By Quaid Najmi, IANS,
Mumbai : The city surfaced in his stories. He even wrote scripts for its famous film industry and starred in some movies. Now, 100 years after Saadat Hasan Manto’s birth, Mumbai is gearing up to remember the eventful time that the legendary Urdu writer spent here.
Born May 11, 1912 in Samrala, Punjab, Manto arrived in Mumbai in the 1940s and spent four to five years here. Though not much is officially known about it, his writings provide adequate hints of his sojourn here.
He lived in small, dark buildings spread across the congested Grant Road, Byculla, Nagpada areas of southcentral parts of the city.
A series of events has been lined up now to mark his birth centenary Friday, including one by the Mumbai Press Club, and another by the socio-cultural organisation Urdu Markaz.
Senior film journalist, researcher and writer Rafique Baghdadi said: “Manto’s contribution to Urdu literature is remarkable.”
Zubair Ansari of Urdu Markaz said, “The legendary writer merits a befitting tribute on his birth centenary”.
In his short life spanning barely 43 years, Manto left a legacy of some of the most profound and popular contribution to Urdu literature.
A short story writer, film and radio script writer and journalist, in a professional career of less than two decades, Manto bequeathed 22 collections of short stories, one novel, five collections of radio plays, three collections of essays and two collections of personal sketches.
Over the years, he was catapulted to fame with works “Boo”, “Khol Do”, “Thanda Gosht”, and his magnum opus, “Toba Tek Singh”.
And Mumbai figured in his works.
In the biographical sketch of Nur Jehan, Manto writes: “I think I arrived in Bombay on Aug 7, 1940, and my first meeting with Shaukat (Syed Shaukar Hasan Rizvi) took place on 17 Adelphi Chambers, Clare Road, which served both as office and his residence.”
His ever-popular story, “A Question of Honour” described in great detail the places with which he was associated in the city, the places he lived in, ate, visited during his few years here.
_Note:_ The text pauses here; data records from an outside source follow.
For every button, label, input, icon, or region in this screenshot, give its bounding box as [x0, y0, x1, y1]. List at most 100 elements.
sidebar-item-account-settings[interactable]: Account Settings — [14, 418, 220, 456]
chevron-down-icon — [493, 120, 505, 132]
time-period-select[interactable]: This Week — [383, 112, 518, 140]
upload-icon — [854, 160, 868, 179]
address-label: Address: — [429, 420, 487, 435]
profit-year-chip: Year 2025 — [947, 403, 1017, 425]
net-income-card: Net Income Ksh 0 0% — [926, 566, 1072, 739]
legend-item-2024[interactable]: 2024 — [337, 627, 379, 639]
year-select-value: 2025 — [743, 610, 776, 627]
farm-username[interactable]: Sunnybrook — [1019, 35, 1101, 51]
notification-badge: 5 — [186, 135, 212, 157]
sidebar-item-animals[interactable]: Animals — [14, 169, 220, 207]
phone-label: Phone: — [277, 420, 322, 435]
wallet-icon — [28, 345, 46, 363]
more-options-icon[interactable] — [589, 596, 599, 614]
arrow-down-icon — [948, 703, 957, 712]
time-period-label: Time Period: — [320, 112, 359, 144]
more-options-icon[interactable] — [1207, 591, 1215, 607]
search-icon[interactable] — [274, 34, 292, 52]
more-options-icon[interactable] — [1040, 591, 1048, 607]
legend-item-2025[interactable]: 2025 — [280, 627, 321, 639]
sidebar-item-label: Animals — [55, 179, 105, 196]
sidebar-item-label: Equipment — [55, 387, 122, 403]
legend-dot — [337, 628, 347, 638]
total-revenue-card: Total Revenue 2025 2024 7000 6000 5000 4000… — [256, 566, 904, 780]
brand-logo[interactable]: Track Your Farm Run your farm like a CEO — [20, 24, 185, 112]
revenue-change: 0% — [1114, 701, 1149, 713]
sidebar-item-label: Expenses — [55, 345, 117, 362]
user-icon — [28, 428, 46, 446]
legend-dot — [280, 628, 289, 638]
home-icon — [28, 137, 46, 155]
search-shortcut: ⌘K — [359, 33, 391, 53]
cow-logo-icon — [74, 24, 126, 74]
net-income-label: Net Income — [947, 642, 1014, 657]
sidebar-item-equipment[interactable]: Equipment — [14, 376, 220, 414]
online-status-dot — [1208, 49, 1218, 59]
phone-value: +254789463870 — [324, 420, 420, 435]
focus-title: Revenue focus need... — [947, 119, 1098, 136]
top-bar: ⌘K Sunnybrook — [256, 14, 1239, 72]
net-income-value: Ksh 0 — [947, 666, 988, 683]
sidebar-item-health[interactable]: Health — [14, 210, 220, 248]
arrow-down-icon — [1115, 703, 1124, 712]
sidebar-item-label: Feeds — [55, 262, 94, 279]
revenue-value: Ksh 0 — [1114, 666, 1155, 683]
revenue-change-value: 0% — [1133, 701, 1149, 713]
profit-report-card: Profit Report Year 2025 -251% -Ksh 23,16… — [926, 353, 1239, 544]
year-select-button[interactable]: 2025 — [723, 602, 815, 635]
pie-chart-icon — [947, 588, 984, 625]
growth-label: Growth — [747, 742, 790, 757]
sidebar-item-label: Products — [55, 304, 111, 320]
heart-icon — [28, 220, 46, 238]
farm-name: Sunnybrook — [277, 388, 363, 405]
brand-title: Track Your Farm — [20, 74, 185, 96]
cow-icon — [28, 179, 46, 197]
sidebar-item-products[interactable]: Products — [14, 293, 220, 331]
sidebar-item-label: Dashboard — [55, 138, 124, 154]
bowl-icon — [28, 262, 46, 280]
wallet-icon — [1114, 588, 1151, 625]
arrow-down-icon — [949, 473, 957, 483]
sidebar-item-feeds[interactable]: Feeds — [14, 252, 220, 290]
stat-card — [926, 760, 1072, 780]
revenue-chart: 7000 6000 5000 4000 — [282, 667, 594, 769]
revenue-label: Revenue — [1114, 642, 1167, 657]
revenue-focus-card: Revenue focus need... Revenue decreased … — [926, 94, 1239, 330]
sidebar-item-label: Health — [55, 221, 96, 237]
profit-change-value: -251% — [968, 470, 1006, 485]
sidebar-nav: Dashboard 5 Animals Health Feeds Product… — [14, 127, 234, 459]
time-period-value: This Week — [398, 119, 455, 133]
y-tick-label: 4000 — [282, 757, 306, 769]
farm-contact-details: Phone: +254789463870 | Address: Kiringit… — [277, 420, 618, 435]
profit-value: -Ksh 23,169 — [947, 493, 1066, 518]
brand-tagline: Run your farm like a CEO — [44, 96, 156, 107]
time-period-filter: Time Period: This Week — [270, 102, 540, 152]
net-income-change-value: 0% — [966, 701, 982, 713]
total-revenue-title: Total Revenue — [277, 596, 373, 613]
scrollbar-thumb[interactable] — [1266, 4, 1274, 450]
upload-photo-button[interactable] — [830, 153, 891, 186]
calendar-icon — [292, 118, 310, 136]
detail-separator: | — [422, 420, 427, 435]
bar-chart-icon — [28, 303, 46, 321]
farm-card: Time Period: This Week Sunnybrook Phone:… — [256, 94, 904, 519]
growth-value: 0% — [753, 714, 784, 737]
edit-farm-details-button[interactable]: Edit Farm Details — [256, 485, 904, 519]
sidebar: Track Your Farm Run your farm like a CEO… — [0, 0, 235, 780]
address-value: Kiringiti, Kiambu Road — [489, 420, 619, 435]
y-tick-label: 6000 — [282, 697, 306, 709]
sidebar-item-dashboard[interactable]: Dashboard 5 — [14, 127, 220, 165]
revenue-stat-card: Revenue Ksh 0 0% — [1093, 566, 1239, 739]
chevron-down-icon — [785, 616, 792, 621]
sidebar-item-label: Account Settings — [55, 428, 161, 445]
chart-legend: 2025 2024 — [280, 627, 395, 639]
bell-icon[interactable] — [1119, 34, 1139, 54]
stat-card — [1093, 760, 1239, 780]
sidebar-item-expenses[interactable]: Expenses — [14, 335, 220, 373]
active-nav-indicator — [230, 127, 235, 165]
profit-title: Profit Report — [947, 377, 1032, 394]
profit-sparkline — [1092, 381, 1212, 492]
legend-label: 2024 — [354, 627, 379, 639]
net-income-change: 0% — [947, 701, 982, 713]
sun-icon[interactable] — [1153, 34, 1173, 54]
In “A Question of Honour”, Manto mentions Mumbai’s famous Arab Gully: “Another street in the area was called Arab Gully, with 20-25 Arabs living there, all apparently in the pearl trade. Others were Punjabis and Rampurias. I was in Arab Gally that I had rented a room, which was so dark that the light has to be kept on at all times. The monthly rent was exactly nine rupees, eight annas….”
Despite an early struggle, Manto was fortunate that the film studios of that era recognised his gift for storytelling and he landed with several scripts which later became movies.
They include “Keechad”, “Apni Nagariya”, “Begum”, “Naukar”, “Chal Chal Re Naujawaan”, “Kisaan Kanya”, “Ghamandi”, “Beli”, “Mujhe Paapi Kaho”, “Doosri Kothi”, “Shikaar”, “Aath Din”, “Aagosh” and “Mirza Ghalib”.
He has also acted in a couple of films – “Eight Days” and “Chal Chal Re Naujawan”.
Considered one of the best Urdu short story writers of the 20th century, Manto also developed a reputation for being the most controversial.
Known for penning topics which were considered social taboo in the Indian and Pakistan society of those days, Manto was reviled and revered in equal measure and often compared with D.H. Lawrence of English literature.
Manto’s focus of writings ranged from the grim socio-economic injustices prevailing in the pre-and-post-colonial subcontinent, to the more controversial topics of love, sex, incest, prostitution and the typical hypocrisy of a traditional subcontinental male.
Long before the renowned artist M.F. Hussain came on the scene, Manto was tried for obscenity half-a-dozen times, thrice in the undivided British-ruled India and thrice after 1947 in the post-Partition Pakistan. However, he escaped being convicted or exiled for his bold thoughts and daring to espouse creative freedom in that conservative era.
He was opposed and deeply pained by the Indian partition. He died Jan 18, 1955, in Lahore, Pakistan. Only 42 years old, Manto was survived by his wife Safiyah and three daughters, but the literary void he left behind was difficult to fill.